Стихи Транстрёмера вызывают в памяти своеобразную космологию «Орфея» Жана Кокто, где поэзия принимает сигналы непосредственно из мира мертвых, связанного с повседневной реальностью множеством тонких нитей. Практически во всех его стихах за северным пейзажем просвечивает подземный мир, обитатели которого иногда возвращаются на свет, оказываясь своего рода овеществленной памятью, без которой человек не в состоянии осознать себя: «Тучу под вечер насквозь прожигает звезда. / Деревья растут, и растут дома и заборы, / беззвучно катится лавина мрака. / И под звездой проявляется новый, иной, / скрытый пейзаж: на рентгеновском снимке ночи / четкие очерки жизнью отдельной живут». Такая оптика чревата особой историософией, которая на поверку не так уж далека от «гегелевского укуса» Милоша, интерпретированного, однако, в терминах сновидений: существующее положение дел зависит от наших отношений с мертвыми. Именно в тех давно ставших преданием событиях, трагедиях и преступлениях прошлого кроются ответы на вопросы настоящего: «Дух отвернется — и жадно глядят письмена. / Хлопает флаг.
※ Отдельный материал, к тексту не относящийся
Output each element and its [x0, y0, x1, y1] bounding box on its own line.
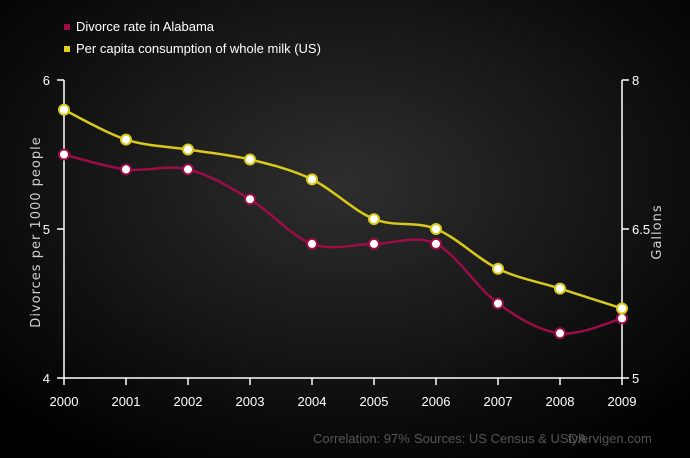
footer-sources: Sources: US Census & USDA	[414, 431, 587, 446]
x-tick-label: 2003	[236, 394, 265, 409]
x-tick-label: 2009	[608, 394, 637, 409]
data-point-divorce	[58, 148, 70, 161]
left-tick-label: 5	[43, 222, 50, 237]
data-point-divorce	[368, 237, 380, 250]
footer-site: tylervigen.com	[568, 431, 652, 446]
data-point-milk	[58, 103, 70, 116]
footer-correlation: Correlation: 97%	[313, 431, 410, 446]
series-line-milk	[63, 108, 623, 310]
right-tick-label: 6.5	[632, 222, 650, 237]
x-tick-label: 2000	[50, 394, 79, 409]
data-point-milk	[368, 213, 380, 226]
x-tick-label: 2004	[298, 394, 327, 409]
data-point-milk	[554, 282, 566, 295]
legend-label-milk: Per capita consumption of whole milk (US…	[76, 41, 321, 56]
data-point-milk	[616, 302, 628, 315]
data-point-divorce	[492, 297, 504, 310]
data-point-milk	[182, 143, 194, 156]
x-tick-label: 2008	[546, 394, 575, 409]
data-point-divorce	[244, 193, 256, 206]
right-tick-label: 5	[632, 371, 639, 386]
right-tick-label: 8	[632, 73, 639, 88]
series-layer	[58, 103, 628, 340]
right-axis-title: Gallons	[650, 204, 665, 259]
tick-marks: 2000 2001 2002 2003 2004 2005 2006 2007 2008 2009…	[43, 73, 650, 409]
data-point-divorce	[120, 163, 132, 176]
data-point-milk	[244, 153, 256, 166]
legend-label-divorce: Divorce rate in Alabama	[76, 19, 215, 34]
x-tick-label: 2006	[422, 394, 451, 409]
x-tick-label: 2002	[174, 394, 203, 409]
data-point-milk	[120, 133, 132, 146]
data-point-divorce	[182, 163, 194, 176]
left-axis-title: Divorces per 1000 people	[29, 136, 44, 327]
data-point-divorce	[430, 237, 442, 250]
x-tick-label: 2001	[112, 394, 141, 409]
data-point-milk	[306, 173, 318, 186]
data-point-divorce	[554, 327, 566, 340]
data-point-milk	[492, 262, 504, 275]
left-tick-label: 6	[43, 73, 50, 88]
data-point-milk	[430, 223, 442, 235]
data-point-divorce	[306, 237, 318, 250]
legend: Divorce rate in Alabama Per capita consu…	[64, 19, 321, 56]
x-tick-label: 2005	[360, 394, 389, 409]
legend-swatch-divorce	[64, 24, 70, 30]
legend-swatch-milk	[64, 46, 70, 52]
series-line-divorce	[63, 153, 623, 335]
data-point-divorce	[616, 312, 628, 325]
footer: Correlation: 97% Sources: US Census & US…	[313, 431, 652, 446]
x-tick-label: 2007	[484, 394, 513, 409]
left-tick-label: 4	[43, 371, 50, 386]
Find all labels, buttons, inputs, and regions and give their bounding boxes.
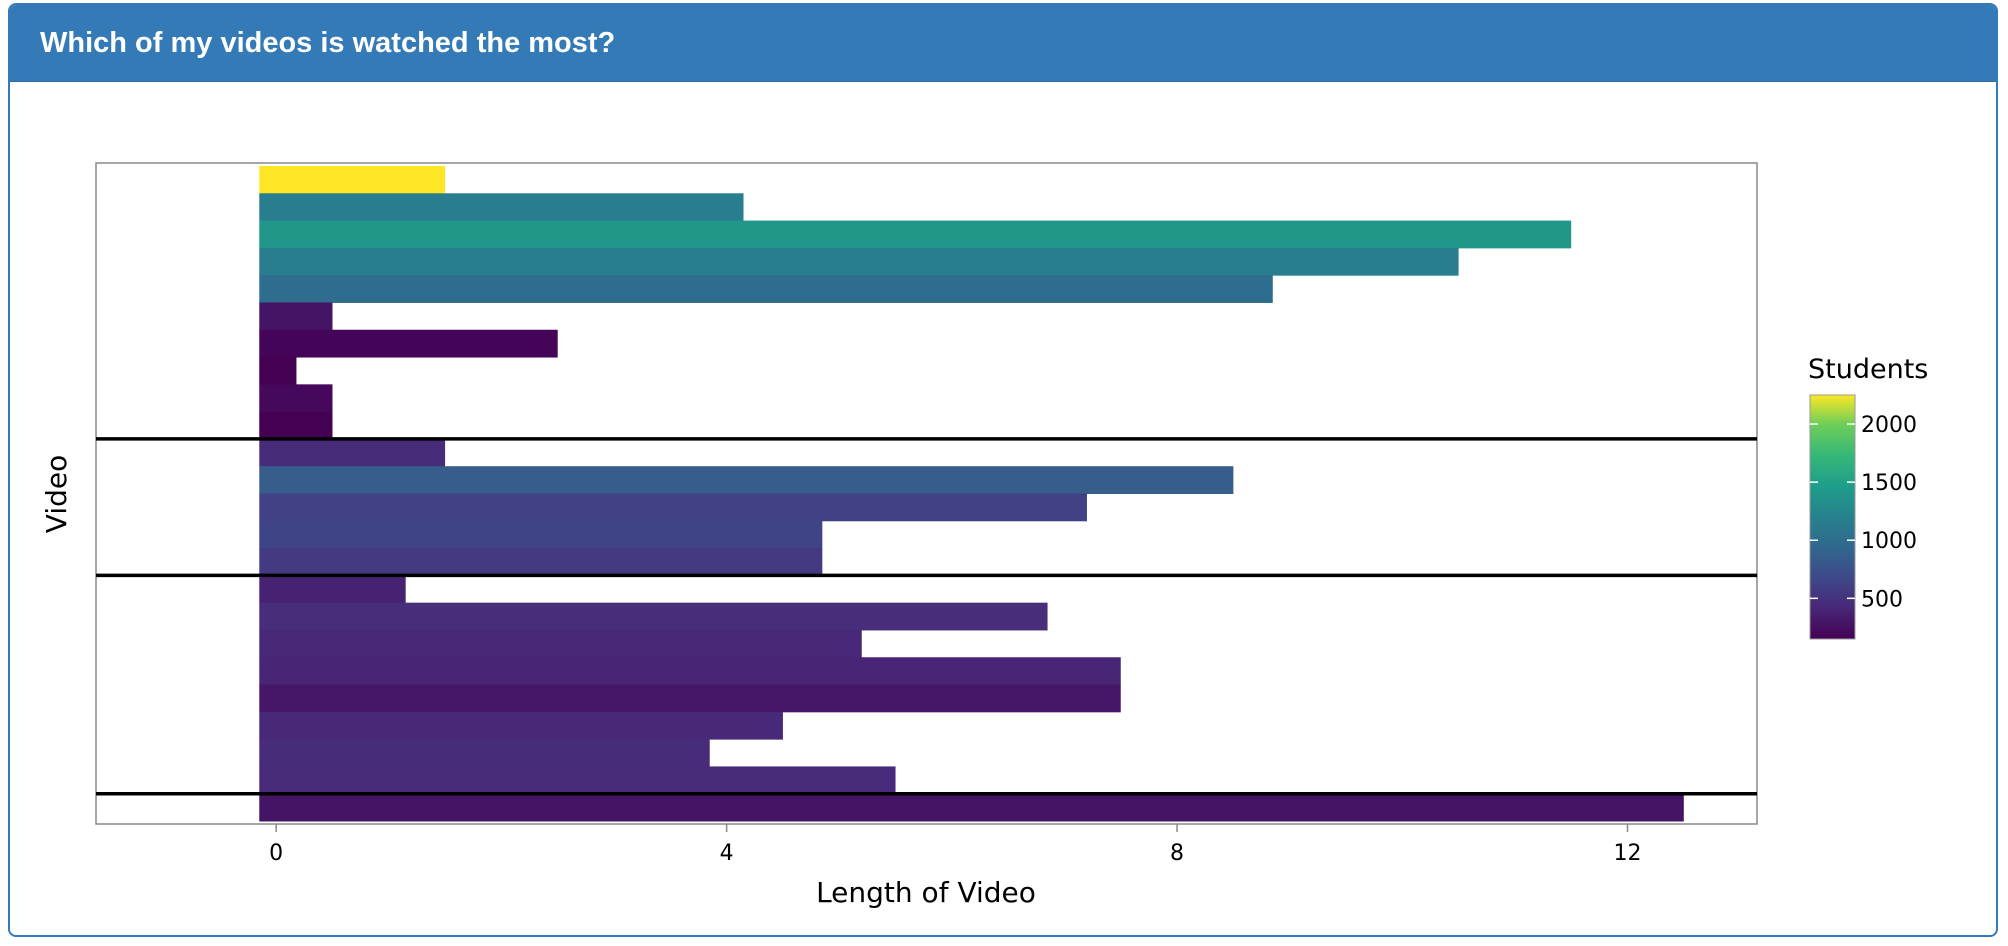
- panel-header: Which of my videos is watched the most?: [10, 5, 1996, 82]
- bar: [259, 766, 896, 795]
- bar: [259, 711, 783, 740]
- bar: [259, 657, 1121, 686]
- bar: [259, 357, 297, 385]
- bar: [259, 548, 823, 576]
- bar: [259, 438, 446, 467]
- x-axis: 0 4 8 12: [269, 824, 1641, 866]
- x-tick-label: 4: [720, 841, 734, 866]
- legend-tick-label: 1000: [1861, 529, 1917, 554]
- bar: [259, 275, 1273, 303]
- bar: [259, 793, 1684, 822]
- legend-tick-label: 1500: [1861, 471, 1917, 496]
- y-axis-label: Video: [40, 455, 73, 533]
- bars-layer: [259, 166, 1684, 822]
- x-axis-label: Length of Video: [816, 876, 1036, 909]
- x-tick-label: 0: [269, 841, 283, 866]
- bar: [259, 193, 744, 222]
- bar: [259, 384, 333, 413]
- legend-title: Students: [1808, 354, 1928, 385]
- legend-tick-label: 2000: [1861, 413, 1917, 438]
- legend-colorbar: [1809, 394, 1856, 640]
- bar: [259, 739, 710, 767]
- bar: [259, 302, 333, 331]
- bar: [259, 166, 446, 194]
- bar: [259, 602, 1048, 631]
- bar: [259, 520, 823, 549]
- bar: [259, 411, 333, 440]
- bar: [259, 684, 1121, 713]
- bar: [259, 247, 1459, 276]
- separators-layer: [96, 437, 1757, 796]
- legend-tick-label: 500: [1861, 587, 1903, 612]
- x-tick-label: 12: [1613, 841, 1641, 866]
- x-tick-label: 8: [1170, 841, 1184, 866]
- bar: [259, 575, 406, 604]
- bar: [259, 629, 862, 658]
- legend-ticks: 500 1000 1500 2000: [1810, 413, 1917, 612]
- panel-title: Which of my videos is watched the most?: [40, 27, 616, 59]
- color-legend: Students 500 1000 1500 2000: [1808, 354, 1928, 640]
- bar: [259, 466, 1234, 494]
- bar: [259, 493, 1087, 522]
- bar: [259, 220, 1572, 249]
- bar: [259, 329, 558, 358]
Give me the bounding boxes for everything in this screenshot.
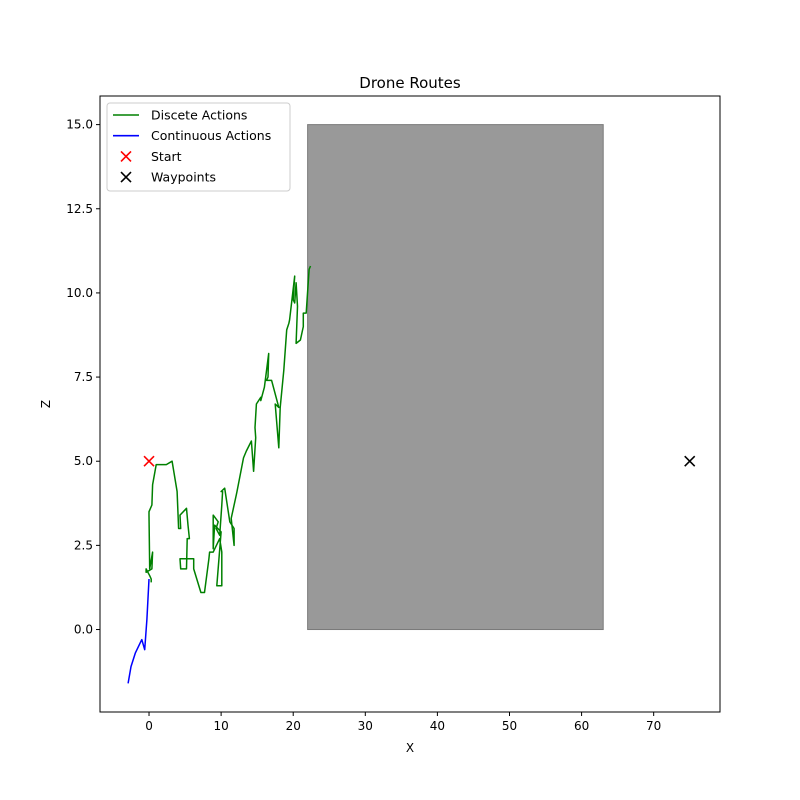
legend-label-2: Start: [151, 149, 182, 164]
y-axis-ticks: 0.0 2.5 5.0 7.5 10.0 12.5 15.0: [66, 118, 100, 637]
y-axis-label: Z: [39, 400, 53, 408]
x-tick-label-2: 20: [286, 719, 301, 733]
y-tick-label-5: 12.5: [66, 202, 93, 216]
legend-entry-3: Waypoints: [120, 170, 216, 185]
legend-swatch-3: [120, 171, 132, 183]
y-tick-label-4: 10.0: [66, 286, 93, 300]
x-tick-label-3: 30: [358, 719, 373, 733]
y-tick-label-0: 0.0: [74, 623, 93, 637]
legend: Discete Actions Continuous Actions Start Wa…: [106, 102, 291, 192]
legend-entry-0: Discete Actions: [113, 108, 247, 123]
chart-title: Drone Routes: [359, 74, 461, 92]
series-marker-2-0: [143, 455, 155, 467]
legend-swatch-2: [120, 150, 132, 162]
legend-label-1: Continuous Actions: [151, 128, 271, 143]
legend-entry-1: Continuous Actions: [113, 128, 271, 143]
series-layer: [127, 265, 312, 684]
series-line-0: [145, 265, 312, 594]
legend-box: [106, 102, 291, 192]
plot-frame: [99, 95, 721, 713]
series-line-1: [127, 578, 150, 684]
x-tick-label-4: 40: [430, 719, 445, 733]
x-tick-label-1: 10: [213, 719, 228, 733]
x-tick-label-5: 50: [502, 719, 517, 733]
obstacle-rect: [307, 124, 604, 631]
y-tick-label-6: 15.0: [66, 118, 93, 132]
x-tick-label-7: 70: [646, 719, 661, 733]
y-tick-label-3: 7.5: [74, 370, 93, 384]
legend-label-0: Discete Actions: [151, 108, 247, 123]
x-axis-ticks: 0 10 20 30 40 50 60 70: [145, 712, 661, 733]
marker-layer: [143, 455, 696, 467]
x-axis-label: X: [406, 741, 414, 755]
x-tick-label-6: 60: [574, 719, 589, 733]
obstacle-layer: [307, 124, 604, 631]
y-tick-label-1: 2.5: [74, 538, 93, 552]
legend-entry-2: Start: [120, 149, 182, 164]
legend-label-3: Waypoints: [151, 170, 216, 185]
series-marker-3-0: [684, 455, 696, 467]
x-tick-label-0: 0: [145, 719, 153, 733]
y-tick-label-2: 5.0: [74, 454, 93, 468]
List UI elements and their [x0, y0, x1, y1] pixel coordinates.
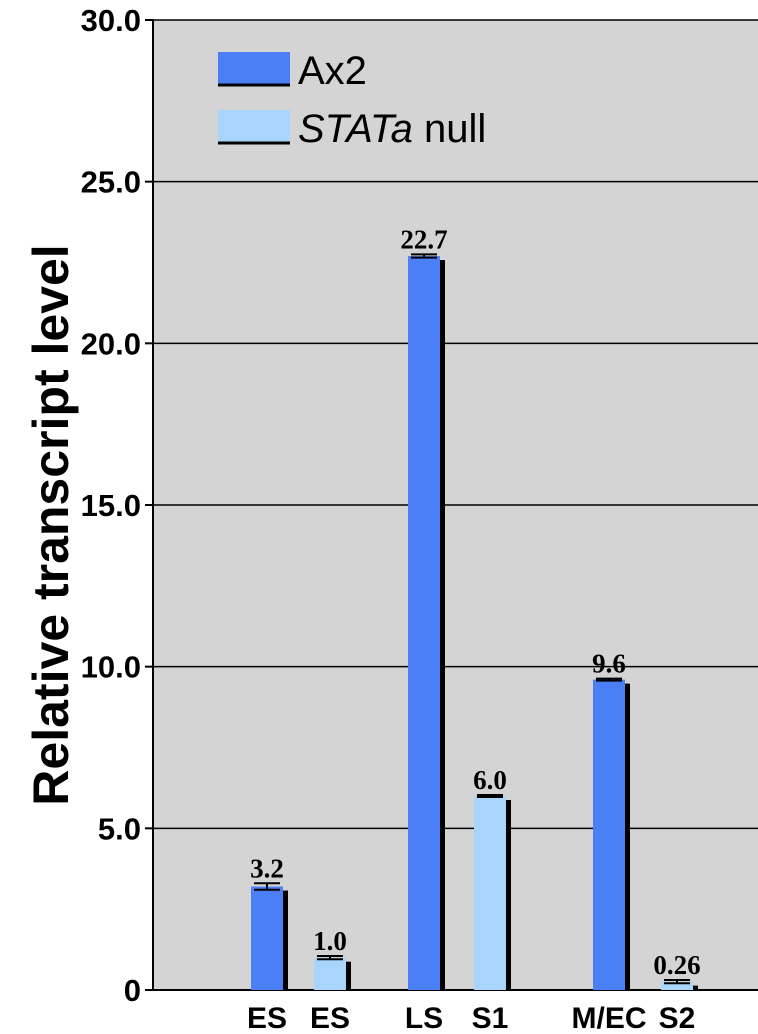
labels: 3.2 ES 1.0 ES 22.7 LS 6.0 S1 9.6 M/EC0.26 S2	[247, 224, 701, 1034]
bar	[474, 796, 506, 990]
bar	[408, 256, 440, 990]
legend: Ax2 STATa null	[218, 49, 486, 151]
bar	[314, 957, 346, 990]
legend-swatch	[218, 52, 290, 85]
bar	[661, 981, 693, 990]
bar	[593, 679, 625, 990]
legend-label-italic: STATa	[298, 107, 413, 151]
y-tick-label: 0	[124, 973, 141, 1008]
category-label: LS	[405, 1002, 443, 1034]
data-label: 3.2	[250, 853, 284, 883]
y-axis-label: Relative transcript level	[23, 244, 79, 805]
data-label: 6.0	[473, 765, 507, 795]
y-tick-label: 5.0	[98, 811, 141, 846]
y-tick-label: 25.0	[81, 165, 141, 200]
category-label: ES	[310, 1002, 350, 1034]
category-label: S2	[659, 1002, 696, 1034]
gridlines	[153, 19, 758, 830]
data-label: 22.7	[400, 224, 447, 254]
category-label: M/EC	[572, 1002, 647, 1034]
legend-label: Ax2	[298, 49, 367, 93]
category-label: ES	[247, 1002, 287, 1034]
data-label: 0.26	[653, 950, 700, 980]
legend-label: STATa null	[298, 107, 486, 151]
legend-swatch	[218, 110, 290, 143]
y-tick-label: 15.0	[81, 488, 141, 523]
axes: 0 5.0 10.0 15.0 20.0 25.0 30.0	[81, 3, 758, 1008]
data-label: 9.6	[592, 649, 626, 679]
y-tick-label: 10.0	[81, 650, 141, 685]
legend-label-rest: null	[413, 107, 486, 151]
bar	[251, 886, 283, 990]
data-label: 1.0	[313, 926, 347, 956]
y-tick-label: 20.0	[81, 326, 141, 361]
bars	[251, 253, 698, 990]
category-label: S1	[472, 1002, 509, 1034]
y-tick-label: 30.0	[81, 3, 141, 38]
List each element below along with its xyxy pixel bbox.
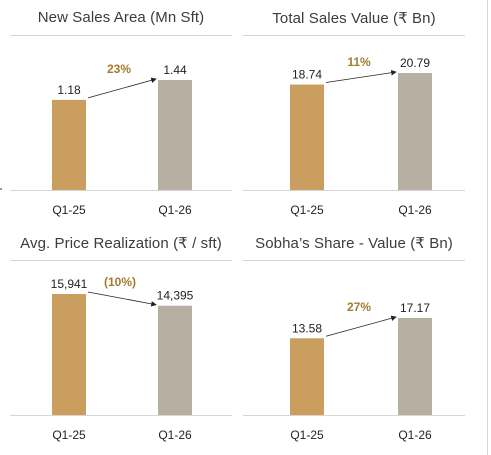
chart-svg: 15,941 Q1-25 14,395 Q1-26 (10%) — [51, 275, 194, 442]
category-tick-label: Q1-25 — [290, 428, 324, 442]
change-percent-label: 27% — [347, 300, 371, 314]
chart-title: Sobha’s Share - Value (₹ Bn) — [255, 235, 453, 252]
bar-q1-26 — [398, 73, 432, 190]
bar-value-label: 18.74 — [292, 68, 322, 82]
bar-q1-25 — [52, 294, 86, 415]
change-percent-label: 23% — [107, 62, 131, 76]
chart-title: New Sales Area (Mn Sft) — [37, 9, 205, 26]
bar-value-label: 15,941 — [51, 277, 88, 291]
bar-value-label: 1.18 — [57, 83, 81, 97]
chart-panel-avg-price-realization: Avg. Price Realization (₹ / sft) 15,941 Q… — [10, 230, 232, 455]
baseline-bottom-right — [243, 415, 465, 416]
title-divider — [243, 260, 465, 261]
change-arrow — [325, 69, 397, 83]
category-tick-label: Q1-26 — [158, 428, 192, 442]
chart-svg: 1.18 Q1-25 1.44 Q1-26 23% — [52, 62, 192, 217]
change-arrow — [87, 291, 157, 307]
bar-value-label: 1.44 — [163, 63, 187, 77]
bar-q1-25 — [290, 338, 324, 415]
chart-title: Total Sales Value (₹ Bn) — [272, 10, 436, 27]
category-tick-label: Q1-25 — [52, 428, 86, 442]
title-divider — [10, 260, 232, 261]
change-percent-label: (10%) — [104, 275, 136, 289]
baseline-bottom-left — [10, 415, 232, 416]
bar-value-label: 13.58 — [292, 321, 322, 335]
change-arrow — [325, 315, 397, 337]
bar-value-label: 20.79 — [400, 56, 430, 70]
category-tick-label: Q1-25 — [52, 203, 86, 217]
baseline-top-right — [243, 190, 465, 191]
bar-q1-26 — [158, 305, 192, 415]
chart-panel-total-sales-value: Total Sales Value (₹ Bn) 18.74 Q1-25 20.79… — [243, 0, 465, 225]
bar-q1-25 — [290, 84, 324, 190]
category-tick-label: Q1-26 — [158, 203, 192, 217]
chart-svg: 18.74 Q1-25 20.79 Q1-26 11% — [290, 55, 432, 217]
title-divider — [243, 35, 465, 36]
category-tick-label: Q1-26 — [398, 428, 432, 442]
baseline-top-left — [10, 190, 232, 191]
bar-q1-25 — [52, 99, 86, 190]
right-edge-divider — [487, 0, 488, 455]
chart-panel-sobha-share-value: Sobha’s Share - Value (₹ Bn) 13.58 Q1-25 1… — [243, 230, 465, 455]
bar-q1-26 — [158, 80, 192, 190]
bar-value-label: 17.17 — [400, 301, 430, 315]
category-tick-label: Q1-26 — [398, 203, 432, 217]
chart-title: Avg. Price Realization (₹ / sft) — [20, 235, 222, 252]
chart-panel-new-sales-area: New Sales Area (Mn Sft) 1.18 Q1-25 1.44 Q1-… — [10, 0, 232, 225]
change-arrow — [87, 77, 157, 99]
change-percent-label: 11% — [347, 55, 371, 69]
bar-value-label: 14,395 — [157, 289, 194, 303]
left-edge-mark — [0, 188, 2, 190]
chart-svg: 13.58 Q1-25 17.17 Q1-26 27% — [290, 300, 432, 442]
category-tick-label: Q1-25 — [290, 203, 324, 217]
title-divider — [10, 35, 232, 36]
bar-q1-26 — [398, 318, 432, 415]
Над добычей смыкаются крылья. / Гордо парит альбатрос! Но стареет и он, / тучей становится дряблой в пучине и в зеве // темных Времен. Китобойный поселок — культура. / Ходит приезжий меж белых домов и детей, / мирно играющих, всем существом своим чуя: / где-то он рядом, быть может, за ближним углом, // мертвый гигант, где-то здесь». У польского поэта субъект стихотворения погружен в историю и пропитан ею. У его шведского современника он пребывает в том безразличном безвременьи, где Вайнамёйнен, странствуя по лесам, соприкасается с «болотными людьми» и где история оказывается бесконечным старением, которое можно только принять: «Ветер в сосновом лесу. Он шумит тяжело и легко, / Балтийское море тоже шумит в центре острова, в глубине леса ты в открытом море. / Старая женщина ненавидела шум деревьев. Ее лицо застывало в меланхолии, когда поднимался ветер: / „Нужно думать о тех, кто ушел в плавание”. / Но она слышала и что-то другое в шуме, как и я, мы — родственные души. / (Мы идем вместе. Она умерла тридцать лет назад.)».